The fishermen issue continues to be a major irritant in the India-Lanka ties. This issue has a socio-economic dimensions, livelihood and humanitarian dimension and wants a long term solution to the problem.
Sri Lanka’s Position: It accuses Indian fishermen of straying into its territorial waters. It wants Indian fishermen to immediately end bottom trawling, a practice that depletes the ocean’s resources. It also has refused to return more than 100 trawlers seized since 2014.
India’s Position: Fishermen from Tamil Nadu are only fishing in their traditional areas, especially around Katchatheevu, an islet ceded to Sri Lanka in 1974.
Joint Working Group:
  • India and Sri Lanka agreed to set up a Joint Working Group (JWG) on Fisheries in 2016 as the mechanism to help find a permanent solution to the fishermen issue.
  • The JWG also includes representatives from the Ministries of Foreign Affairs, the Coast Guards and Navies of both countries.
  • Terms of reference of the JWG:
    • Expediting the transition towards ending the practice of bottom trawling at the earliest.

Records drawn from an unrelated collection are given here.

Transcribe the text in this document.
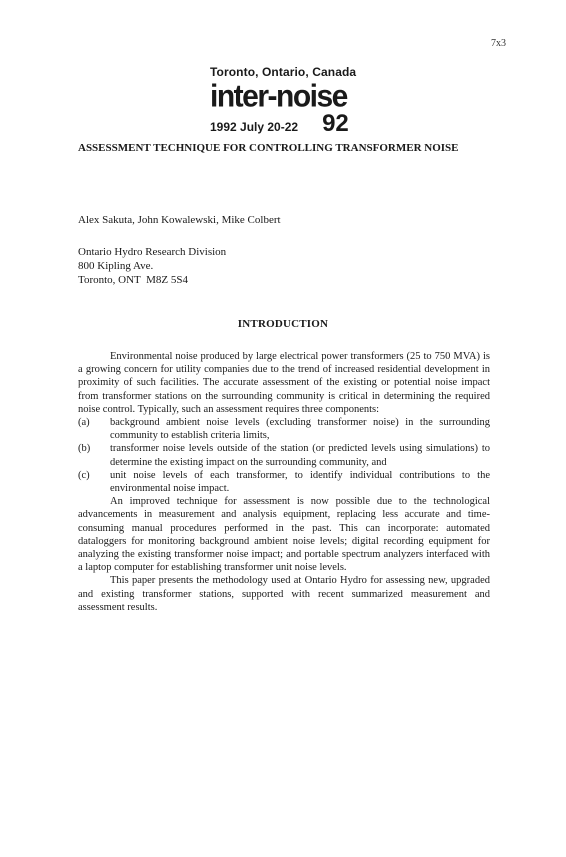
7x3
Toronto, Ontario, Canada
inter-noise
1992 July 20-22 92
ASSESSMENT TECHNIQUE FOR CONTROLLING TRANSFORMER NOISE
Alex Sakuta, John Kowalewski, Mike Colbert
Ontario Hydro Research Division
800 Kipling Ave.
Toronto, ONT  M8Z 5S4
INTRODUCTION

Environmental noise produced by large electrical power transformers (25 to 750 MVA) is a growing concern for utility companies due to the trend of increased residential development in proximity of such facilities. The accurate assessment of the existing or potential noise impact from transformer stations on the surrounding community is critical in determining the required noise control. Typically, such an assessment requires three components:

(a)	background ambient noise levels (excluding transformer noise) in the surrounding community to establish criteria limits,
(b)	transformer noise levels outside of the station (or predicted levels using simulations) to determine the existing impact on the surrounding community, and
(c)	unit noise levels of each transformer, to identify individual contributions to the environmental noise impact.

An improved technique for assessment is now possible due to the technological advancements in measurement and analysis equipment, replacing less accurate and time-consuming manual procedures performed in the past. This can incorporate: automated dataloggers for monitoring background ambient noise levels; digital recording equipment for analyzing the existing transformer noise impact; and portable spectrum analyzers interfaced with a laptop computer for establishing transformer unit noise levels.

This paper presents the methodology used at Ontario Hydro for assessing new, upgraded and existing transformer stations, supported with recent summarized measurement and assessment results.
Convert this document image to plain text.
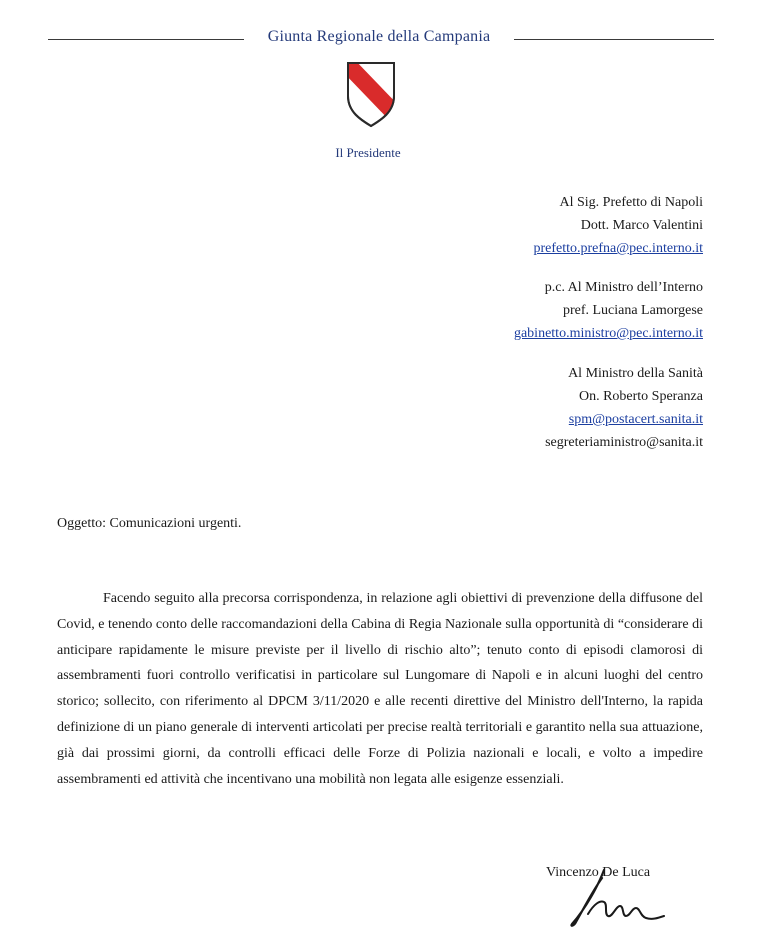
Giunta Regionale della Campania
Il Presidente
Al Sig. Prefetto di Napoli
Dott. Marco Valentini
prefetto.prefna@pec.interno.it
p.c. Al Ministro dell’Interno
pref. Luciana Lamorgese
gabinetto.ministro@pec.interno.it
Al Ministro della Sanità
On. Roberto Speranza
spm@postacert.sanita.it
segreteriaministro@sanita.it
Oggetto: Comunicazioni urgenti.

Facendo seguito alla precorsa corrispondenza, in relazione agli obiettivi di prevenzione della diffusone del Covid, e tenendo conto delle raccomandazioni della Cabina di Regia Nazionale sulla opportunità di “considerare di anticipare rapidamente le misure previste per il livello di rischio alto”; tenuto conto di episodi clamorosi di assembramenti fuori controllo verificatisi in particolare sul Lungomare di Napoli e in alcuni luoghi del centro storico; sollecito, con riferimento al DPCM 3/11/2020 e alle recenti direttive del Ministro dell'Interno, la rapida definizione di un piano generale di interventi articolati per precise realtà territoriali e garantito nella sua attuazione, già dai prossimi giorni, da controlli efficaci delle Forze di Polizia nazionali e locali, e volto a impedire assembramenti ed attività che incentivano una mobilità non legata alle esigenze essenziali.

Vincenzo De Luca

    • Bottom trawling is an industrial fishing method where a large net with heavy weights is dragged across the seafloor.
    • When the weighted nets and trawl doors are dragged along the seafloor, everything in their path is disturbed or destroyed, including seagrasses, coral reefs or rock gardens where fish hide from predators.

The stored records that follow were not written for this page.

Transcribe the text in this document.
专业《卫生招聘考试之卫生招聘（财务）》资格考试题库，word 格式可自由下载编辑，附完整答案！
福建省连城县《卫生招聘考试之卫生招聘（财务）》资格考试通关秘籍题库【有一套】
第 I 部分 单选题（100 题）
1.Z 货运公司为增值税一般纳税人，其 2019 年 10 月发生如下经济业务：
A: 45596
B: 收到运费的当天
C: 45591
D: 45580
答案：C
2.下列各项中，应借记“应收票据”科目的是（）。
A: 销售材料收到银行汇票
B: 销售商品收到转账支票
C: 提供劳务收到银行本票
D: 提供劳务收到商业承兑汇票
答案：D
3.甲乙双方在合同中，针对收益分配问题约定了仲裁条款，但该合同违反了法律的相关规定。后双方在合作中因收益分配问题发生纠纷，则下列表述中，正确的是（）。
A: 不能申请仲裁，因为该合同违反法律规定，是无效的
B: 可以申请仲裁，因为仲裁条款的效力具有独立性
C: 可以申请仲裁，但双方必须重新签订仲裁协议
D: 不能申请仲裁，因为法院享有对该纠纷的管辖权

  • Framing procedures for returning fishermen arrested by both sides.
  • Possibility of joint patrolling.
Bottom Trawling Issue:
  • Bottom trawling by Indian fishermen had emerged as a major issue because of the disruptive impact it left on the coastal communities of Sri Lanka.
  • Sri Lanka banned bottom trawling, increasing the chances of interception of more Indian bottom trawlers.

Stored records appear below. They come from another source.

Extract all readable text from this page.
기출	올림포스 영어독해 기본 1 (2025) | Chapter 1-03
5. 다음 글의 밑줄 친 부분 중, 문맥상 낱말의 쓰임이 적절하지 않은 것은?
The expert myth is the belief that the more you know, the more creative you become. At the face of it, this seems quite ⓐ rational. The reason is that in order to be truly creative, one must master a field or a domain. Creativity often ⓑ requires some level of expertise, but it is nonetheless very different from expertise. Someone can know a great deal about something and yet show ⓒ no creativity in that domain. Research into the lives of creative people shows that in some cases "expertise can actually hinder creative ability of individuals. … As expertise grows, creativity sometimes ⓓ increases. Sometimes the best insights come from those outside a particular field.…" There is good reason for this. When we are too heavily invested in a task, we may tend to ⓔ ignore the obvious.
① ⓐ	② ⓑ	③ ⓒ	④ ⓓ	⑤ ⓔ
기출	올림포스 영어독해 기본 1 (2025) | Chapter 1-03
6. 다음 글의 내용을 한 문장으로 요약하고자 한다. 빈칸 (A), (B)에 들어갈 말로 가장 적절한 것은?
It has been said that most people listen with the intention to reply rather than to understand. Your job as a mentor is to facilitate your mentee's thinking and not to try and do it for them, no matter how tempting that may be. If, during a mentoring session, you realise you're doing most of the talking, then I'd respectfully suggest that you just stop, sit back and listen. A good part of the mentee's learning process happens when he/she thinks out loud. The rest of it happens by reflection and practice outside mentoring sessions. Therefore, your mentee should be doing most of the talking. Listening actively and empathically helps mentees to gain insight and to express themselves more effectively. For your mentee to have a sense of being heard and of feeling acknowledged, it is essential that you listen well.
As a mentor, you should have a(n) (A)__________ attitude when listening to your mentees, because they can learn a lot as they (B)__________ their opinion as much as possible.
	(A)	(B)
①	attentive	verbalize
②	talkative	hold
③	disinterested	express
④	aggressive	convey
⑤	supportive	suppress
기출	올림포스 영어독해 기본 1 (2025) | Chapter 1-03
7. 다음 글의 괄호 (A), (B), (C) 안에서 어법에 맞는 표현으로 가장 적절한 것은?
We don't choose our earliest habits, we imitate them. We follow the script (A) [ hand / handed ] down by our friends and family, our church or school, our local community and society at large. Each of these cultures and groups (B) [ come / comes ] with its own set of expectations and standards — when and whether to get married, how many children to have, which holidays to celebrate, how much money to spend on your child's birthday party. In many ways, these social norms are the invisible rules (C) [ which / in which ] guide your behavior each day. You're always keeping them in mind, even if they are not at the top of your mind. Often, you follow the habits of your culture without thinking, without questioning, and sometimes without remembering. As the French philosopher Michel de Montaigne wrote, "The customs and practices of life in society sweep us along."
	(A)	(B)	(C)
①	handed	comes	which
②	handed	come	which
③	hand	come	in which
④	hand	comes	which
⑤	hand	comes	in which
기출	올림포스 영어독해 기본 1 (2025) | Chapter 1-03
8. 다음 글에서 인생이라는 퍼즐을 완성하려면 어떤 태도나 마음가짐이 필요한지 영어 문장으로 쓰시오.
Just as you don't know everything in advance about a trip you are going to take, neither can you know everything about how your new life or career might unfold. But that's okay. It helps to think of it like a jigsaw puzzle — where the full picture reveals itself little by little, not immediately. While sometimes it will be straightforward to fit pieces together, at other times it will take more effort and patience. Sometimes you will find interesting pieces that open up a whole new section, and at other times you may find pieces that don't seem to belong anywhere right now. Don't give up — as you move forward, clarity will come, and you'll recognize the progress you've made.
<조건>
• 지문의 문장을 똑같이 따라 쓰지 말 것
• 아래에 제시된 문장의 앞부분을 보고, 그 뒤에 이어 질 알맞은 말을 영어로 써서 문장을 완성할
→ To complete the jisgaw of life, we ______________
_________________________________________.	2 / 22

Initiatives taken by India to reduce Bottom Trawling:
  • Recent initiatives taken by the Government of India to end bottom trawling in the Palk Bay area include the launch of a programme on diversification of bottom trawlers into deep-sea fishing vessels for tuna long lining under the Blue Revolution Scheme, construction of Mookaiyur and Poompuhar fishing harbours, and capacity-building programmes for fishermen of the Palk Bay area in deep sea tuna long lining.
  • Besides, fresh registration for bottom trawlers in the Palk Bay area has been banned by the Government of Tamil Nadu.
  • India has informed that schemes promoting seaweed farming and sea-cage farming have begun in the Palk Bay area to wean away fishermen from deep-sea trawling.
Why the conflict has not been resolved yet?
  • Failure in implementing joint working group resolutions: Earlier both sides agreed for no violence or loss of life while handling the fishermen. A hotline was established between the respective Coast Guards for that.  However, the proposed hotline has not been operationalized yet.
  • Alternate solutions failed: The plan to replace Tamil Nadu fishermen trawlers with deep-sea fishing vessels has not been successful.
  • Failure of Direct talks: Attempts to negotiate a settlement through direct talks between fishermen from both sides have also failed.
  • Inability to find a common ground: Sri Lanka favors an immediate ban on unsustainable fishing practices such as bottom trawling.  While Tamil Nadu fishermen want a lengthy phase-out period for the same.
  • Insensitivity of Tamil Nadu Political leaders. Political leaders in Tamil Nadu fail to acknowledge that incursion into Sri Lankan waters by the State’s fishermen contribute immensely to the problem.